Les femmes du roi podagre. À Mme de Staël lui demandant qui serait, selon lui, la femme idéale, Napoléon aurait répondu : « Celle qui fait le plus d'enfants. » Le prouvera le Code civil dont l'Empereur est l'éponyme instigateur : l'infériorité des femmes soumises à l'autorité du père et du mari est inscrite dans la loi. Une régression par rapport à la haute société de l'Ancien Régime, où se pratiquait la mixité des sexes et où l'influence féminine était considérable. Il s'agissait certes souvent de favorites du roi, on se souvient de la marquise de Pompadour ou de la comtesse du Barry, maîtresses de Louis XV, mais pas seulement... Les femmes de la noblesse en France, faute de porter la couronne, portaient parfois la culotte, régentant grâce à leur esprit et leur acuité politique un monde d'hommes.
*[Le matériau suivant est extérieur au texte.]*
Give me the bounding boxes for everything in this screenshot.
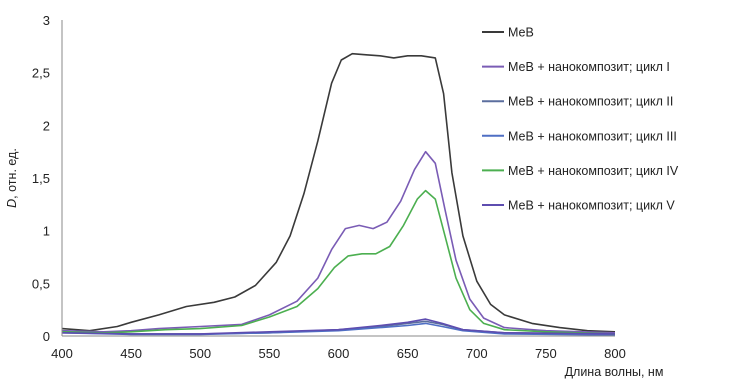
- legend-item: МеВ: [482, 26, 534, 40]
- x-tick-label: 750: [535, 346, 557, 361]
- legend-label: МеВ + нанокомпозит; цикл V: [508, 199, 675, 213]
- x-tick-label: 500: [189, 346, 211, 361]
- x-tick-labels: 400 450 500 550 600 650 700 750 800: [51, 346, 626, 361]
- y-tick-label: 1,5: [32, 171, 50, 186]
- y-tick-labels: 0 0,5 1 1,5 2 2,5 3: [32, 13, 50, 344]
- x-tick-label: 400: [51, 346, 73, 361]
- legend-item: МеВ + нанокомпозит; цикл I: [482, 60, 670, 74]
- x-tick-label: 600: [328, 346, 350, 361]
- y-tick-label: 0: [43, 329, 50, 344]
- x-tick-label: 650: [397, 346, 419, 361]
- series-line-6: [61, 318, 616, 335]
- legend: МеВ МеВ + нанокомпозит; цикл I МеВ + нанок…: [482, 26, 679, 213]
- x-tick-label: 450: [120, 346, 142, 361]
- series-line-5: [61, 189, 616, 335]
- legend-label: МеВ + нанокомпозит; цикл III: [508, 129, 677, 143]
- x-tick-label: 550: [259, 346, 281, 361]
- x-tick-label: 800: [604, 346, 626, 361]
- legend-label: МеВ + нанокомпозит; цикл II: [508, 95, 673, 109]
- legend-item: МеВ + нанокомпозит; цикл IV: [482, 164, 679, 178]
- y-axis-title: D, отн. ед.: [5, 148, 19, 208]
- y-tick-label: 1: [43, 224, 50, 239]
- legend-label: МеВ + нанокомпозит; цикл I: [508, 60, 670, 74]
- legend-item: МеВ + нанокомпозит; цикл III: [482, 129, 677, 143]
- series-line-1: [61, 52, 616, 333]
- y-tick-label: 0,5: [32, 276, 50, 291]
- y-axis-title-unit: , отн. ед.: [5, 148, 19, 199]
- y-tick-label: 2: [43, 118, 50, 133]
- series-layer: [61, 52, 616, 336]
- legend-item: МеВ + нанокомпозит; цикл V: [482, 199, 675, 213]
- legend-label: МеВ: [508, 26, 534, 40]
- y-tick-label: 2,5: [32, 66, 50, 81]
- legend-item: МеВ + нанокомпозит; цикл II: [482, 95, 673, 109]
- y-axis-title-symbol: D: [5, 199, 19, 208]
- x-tick-label: 700: [466, 346, 488, 361]
- series-line-2: [61, 150, 616, 334]
- y-tick-label: 3: [43, 13, 50, 28]
- x-axis-title: Длина волны, нм: [565, 365, 664, 379]
- legend-label: МеВ + нанокомпозит; цикл IV: [508, 164, 679, 178]
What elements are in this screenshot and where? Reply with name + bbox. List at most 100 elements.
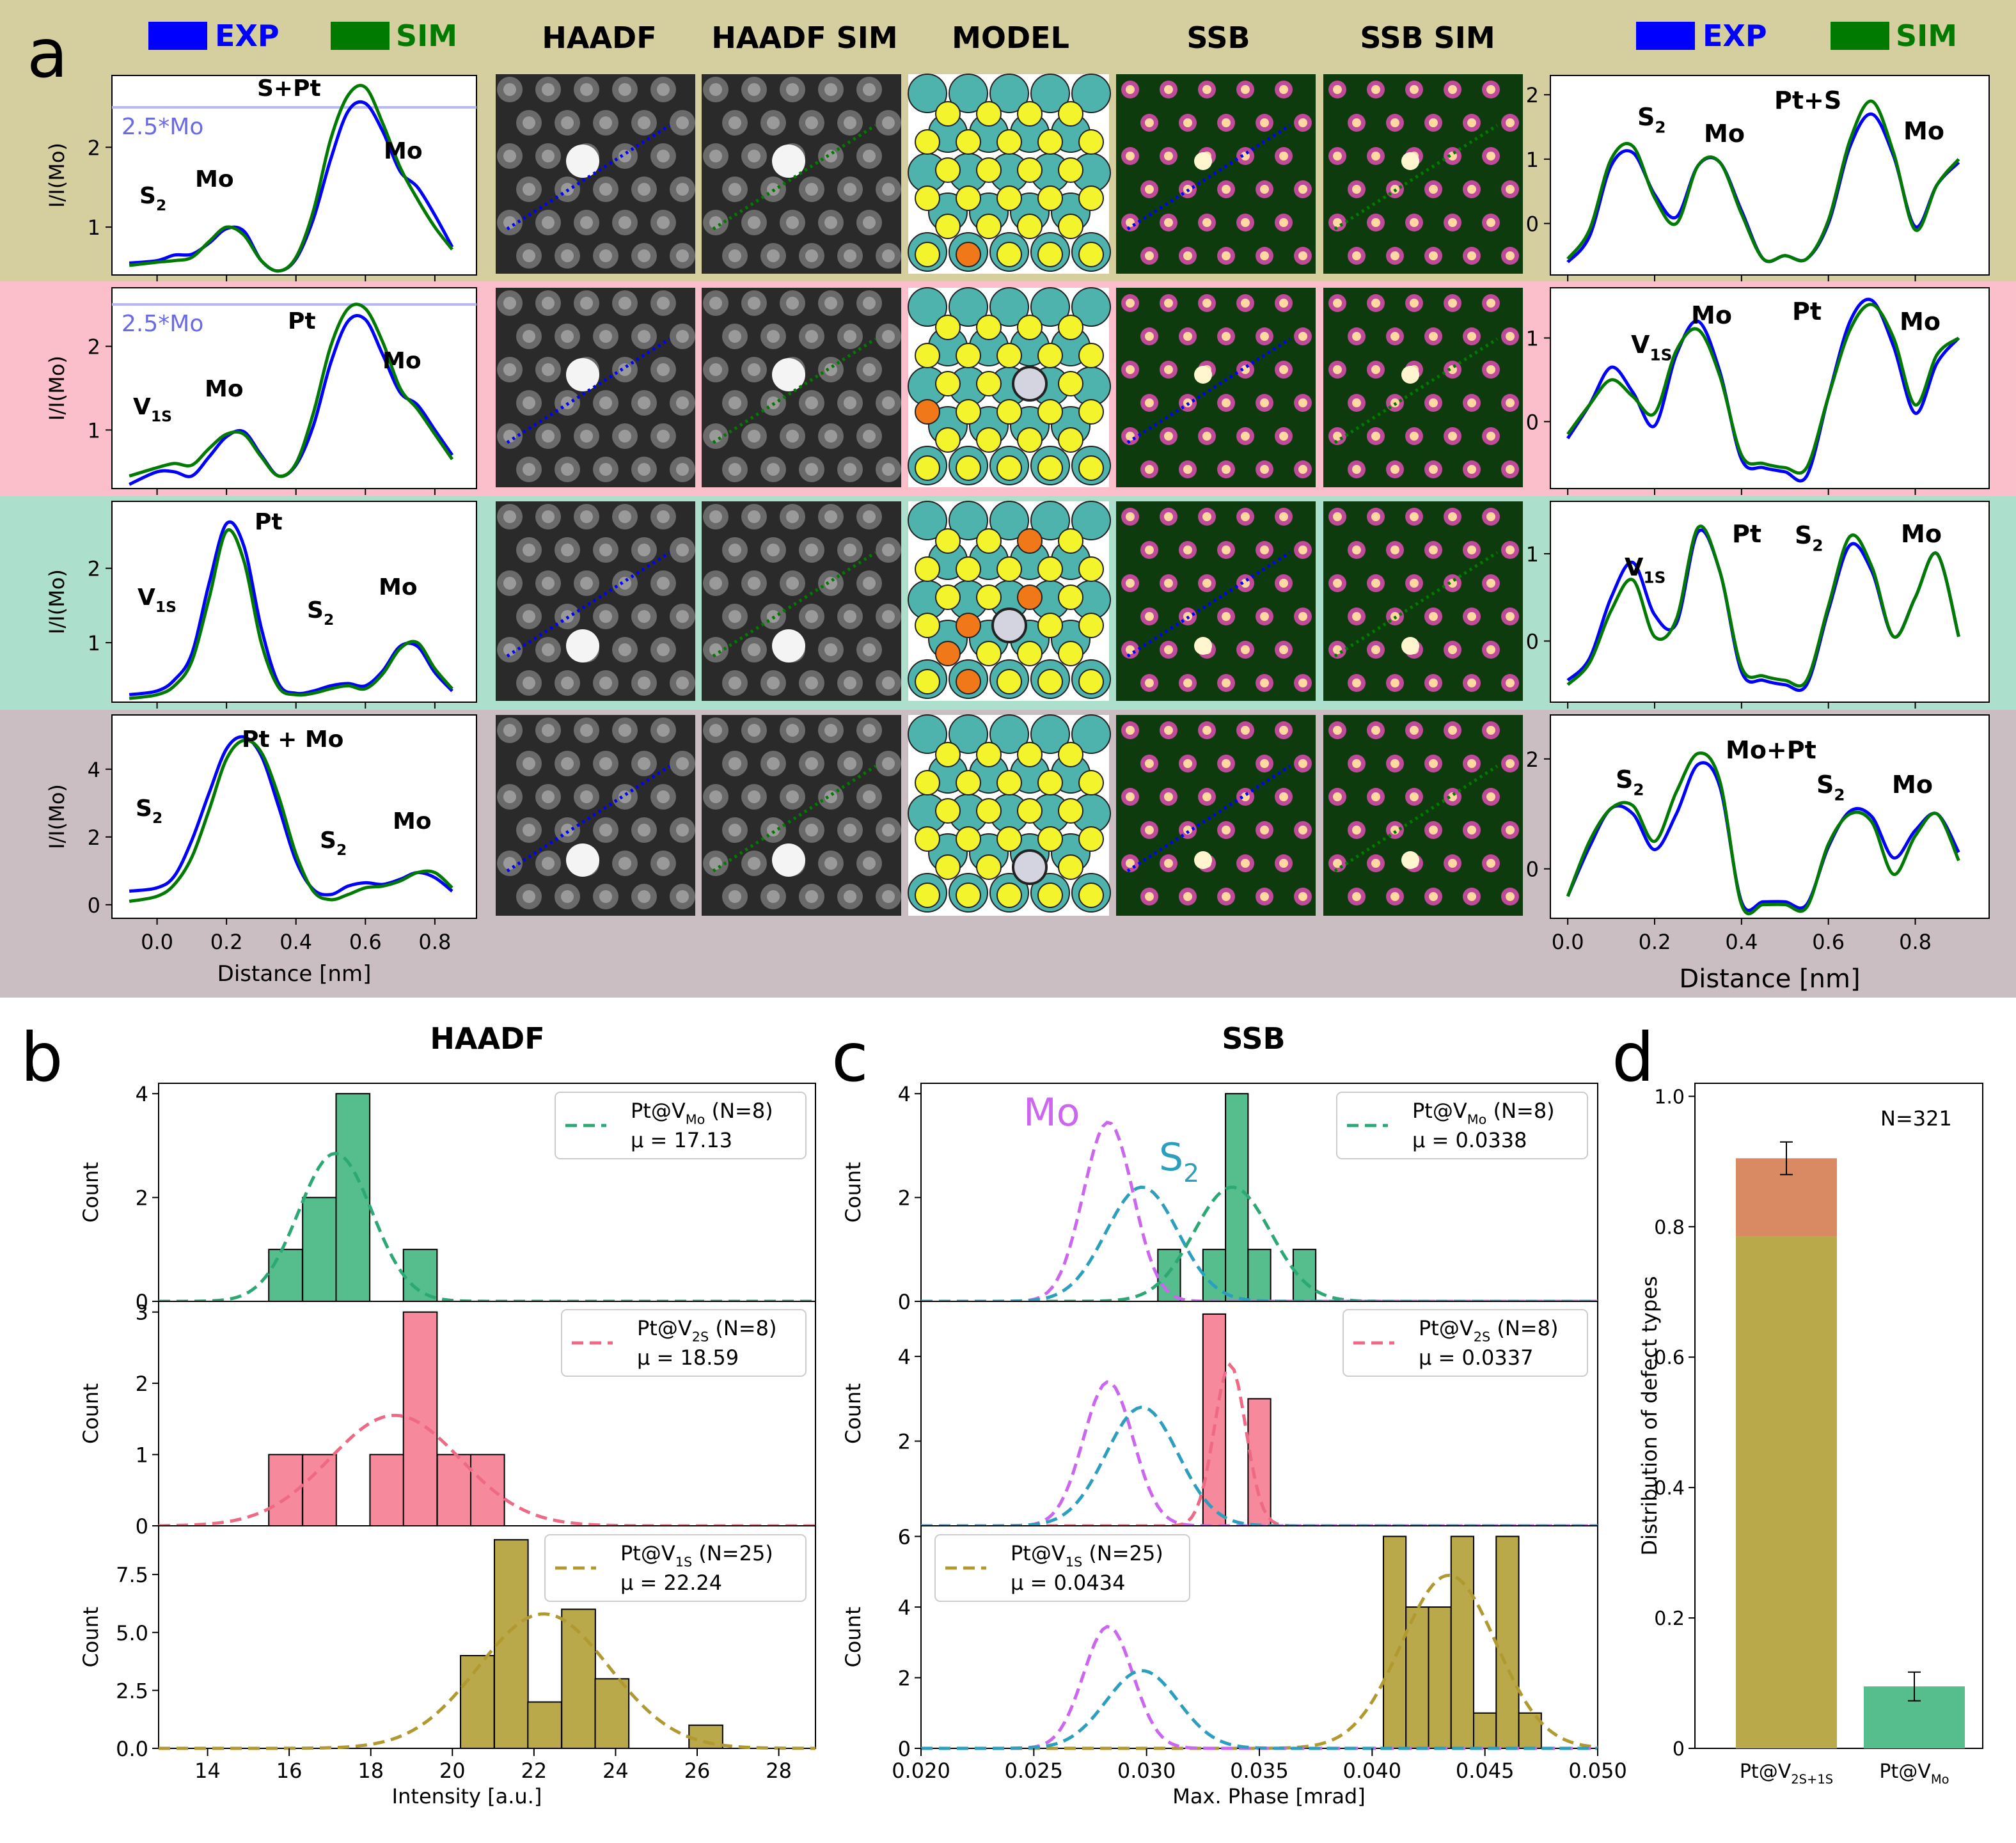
atom-core [1467,759,1476,768]
y-tick-label: 0.6 [1654,1347,1685,1369]
atom-core [657,216,670,229]
atom-core [1145,678,1154,687]
atom-core [1448,512,1457,521]
legend-box [544,1534,807,1602]
y-tick-label: 0 [1526,212,1539,236]
atom-core [1298,892,1307,901]
label-peak: Pt [1792,297,1822,325]
atom-core [1371,645,1380,654]
atom-core [844,824,856,836]
defect-bright-spot [772,358,805,391]
atom-core [657,643,670,656]
atom-core [503,643,516,656]
atom-core [1222,892,1231,901]
profile-line [506,123,671,231]
atom-core [1298,612,1307,621]
atom-core [1164,432,1173,441]
s-atom [976,371,1002,396]
histogram-bar [688,1724,723,1749]
atom-core [1352,398,1361,407]
s-atom [956,669,981,694]
atom-core [767,824,780,836]
atom-core [503,430,516,443]
s-atom [1037,669,1063,694]
atom-core [542,150,555,162]
atom-core [503,83,516,96]
atom-core [844,757,856,770]
s-atom [1058,854,1083,880]
s-atom [956,770,981,796]
atom-core [844,610,856,623]
atom-core [503,510,516,523]
s-atom [976,742,1002,767]
header-model: MODEL [952,20,1069,55]
s-atom [1017,528,1043,554]
s-atom [1037,613,1063,638]
mo-atom [949,501,988,540]
axes-frame [1550,501,1990,703]
atom-core [709,790,722,803]
y-tick-label: 4 [898,1345,911,1369]
atom-core [824,724,837,737]
y-tick-label: 4 [88,758,100,782]
atom-core [1333,645,1342,654]
atom-core [1145,465,1154,474]
atom-core [1486,792,1495,801]
atom-core [1260,251,1269,260]
atom-core [1333,432,1342,441]
atom-core [748,857,760,870]
atom-core [1222,678,1231,687]
s-atom [935,742,961,767]
atom-core [1486,726,1495,735]
atom-core [844,249,856,262]
atom-core [1467,465,1476,474]
legend-entry: Pt@V2S (N=8) [637,1316,776,1345]
histogram-bar [335,1093,371,1302]
mo-atom [1030,501,1070,540]
y-tick-label: 7.5 [116,1563,148,1587]
y-axis-title: Count [841,1606,865,1667]
profile-line [1334,337,1499,444]
legend-entry: Pt@V1S (N=25) [620,1541,773,1570]
atom-core [523,330,535,343]
atom-core [1279,85,1288,94]
atom-core [1467,118,1476,127]
atom-core [1298,465,1307,474]
atom-core [1145,332,1154,341]
atom-core [1222,465,1231,474]
legend-entry-main: Pt@V [637,1316,692,1340]
s-atom [1078,399,1104,425]
s-atom [1037,826,1063,852]
atom-core [1222,185,1231,194]
atom-core [503,363,516,376]
atom-core [1145,826,1154,835]
histogram-bar [1157,1248,1181,1303]
label-s2-sub: 2 [1812,536,1823,554]
legend-entry-post: (N=8) [709,1316,776,1340]
y-axis-title: I/I(Mo) [45,784,69,849]
atom-core [786,297,799,310]
atom-core [863,510,876,523]
histogram-bar [1382,1535,1407,1750]
atom-core [844,396,856,409]
atom-core [523,677,535,689]
category-label-a-main: Pt@V [1740,1761,1792,1783]
atom-core [542,857,555,870]
atom-core [1202,792,1211,801]
profile-left-row-3: 12 [88,501,477,709]
atom-core [786,577,799,590]
defect-bright-spot [1194,851,1212,869]
atom-core [728,824,741,836]
atom-core [1448,299,1457,308]
s-atom [915,669,940,694]
atom-core [1486,645,1495,654]
atom-core [1241,512,1250,521]
tile-ssbsim-row-4 [1323,715,1523,916]
profile-line [506,764,671,873]
atom-core [618,857,631,870]
profile-left-row-2: 2.5*Mo 1 2 [88,287,477,495]
atom-core [638,677,650,689]
y-tick-label: 1 [1526,148,1539,172]
y-tick-label: 4 [898,1082,911,1106]
legend-entry-sub: 1S [1066,1555,1082,1570]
D'ailleurs, un homme bien né se devait d'avoir à ses côtés une femme, légitime ou non, mais toujours spirituelle et sagace.
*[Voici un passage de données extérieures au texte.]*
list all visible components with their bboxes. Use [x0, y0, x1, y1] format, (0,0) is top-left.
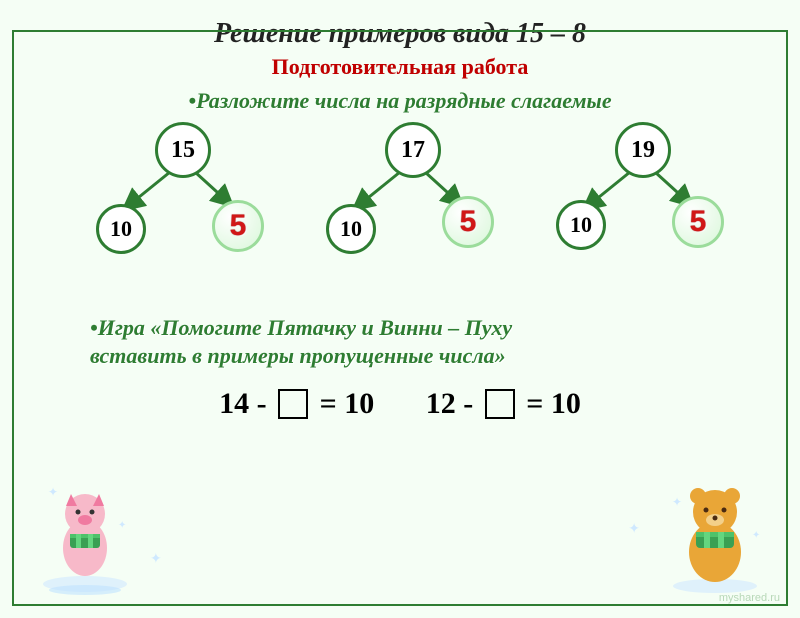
piglet-icon: ✦ ✦ [30, 476, 140, 596]
top-number-2: 17 [385, 122, 441, 178]
left-number-2: 10 [326, 204, 376, 254]
top-number-3: 19 [615, 122, 671, 178]
left-number-3: 10 [556, 200, 606, 250]
top-number-1: 15 [155, 122, 211, 178]
svg-text:✦: ✦ [118, 520, 126, 531]
snowflake-icon: ✦ [628, 521, 640, 538]
decomposition-row: 15 10 5 17 10 5 19 10 5 [0, 124, 800, 284]
snowflake-icon: ✦ [150, 551, 162, 568]
right-number-1: 5 [212, 200, 264, 252]
svg-text:✦: ✦ [672, 495, 682, 509]
left-number-1: 10 [96, 204, 146, 254]
svg-text:✦: ✦ [48, 485, 58, 499]
right-number-2: 5 [442, 196, 494, 248]
svg-text:✦: ✦ [752, 530, 760, 541]
watermark: myshared.ru [719, 592, 780, 604]
pooh-icon: ✦ ✦ [660, 476, 770, 596]
right-number-3: 5 [672, 196, 724, 248]
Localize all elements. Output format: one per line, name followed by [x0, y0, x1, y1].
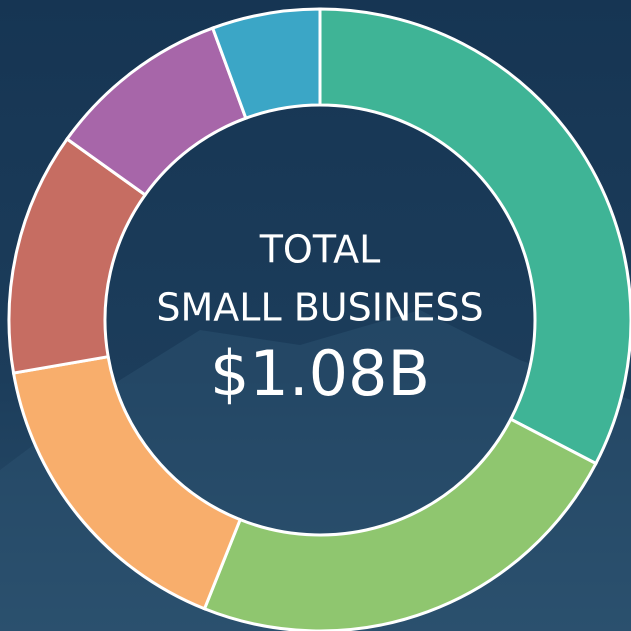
- donut-slice: [318, 7, 631, 466]
- center-line: TOTAL: [259, 228, 381, 272]
- donut: [7, 7, 631, 631]
- donut-slice: [210, 7, 322, 121]
- center-value: $1.08B: [210, 337, 430, 410]
- center-line: SMALL BUSINESS: [156, 286, 483, 330]
- donut-slice: [202, 417, 598, 631]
À la veille de la Révolution, hormis Louis XVI fidèle à son épouse considérée frivole, les princes avaient tous une favorite. Même le gros comte de Provence, cadet du roi et futur Louis XVIII. Quoique réputé ne pas être un Casanova, voire impuissant, le futur monarque obèse et podagre (souffrant de la goutte) comme on disait à l'époque, premier souverain de la Restauration, eut notamment pour favorite la comtesse de Balbi... C'est à travers son entourage féminin que Matthieu Mensch dresse un fascinant portrait en creux de Louis XVIII. De sa mère la dévote Marie-Josèphe de Saxe à son épouse Marie-Joséphine de Savoie, ronde, brune et disgracieuse, « l'anti-Marie-Antoinette », à sa nièce Marie-Thérèse, « l'impérieuse presque reine », ou encore à sa dernière compagne Zoé Talon, la comtesse du Cayla, l'historien brosse une galerie de femmes qui « ont fait » ce roi. Guère proche de sa mère la Dauphine, jamais remise du deuil de son aîné - Louis XVI était également un cadet -, Louis XVIII une fois sur le trône ravive néanmoins sa mémoire. Clé de voûte de « cette politique lacrymale qui [lui] était chère » (les princesses de la maison de Bourbon érigées en saintes martyres), feu la Dauphine devient la « première figure féminine de l'hagiographie royale dont les vertus ruisselaient sur ses héritiers ».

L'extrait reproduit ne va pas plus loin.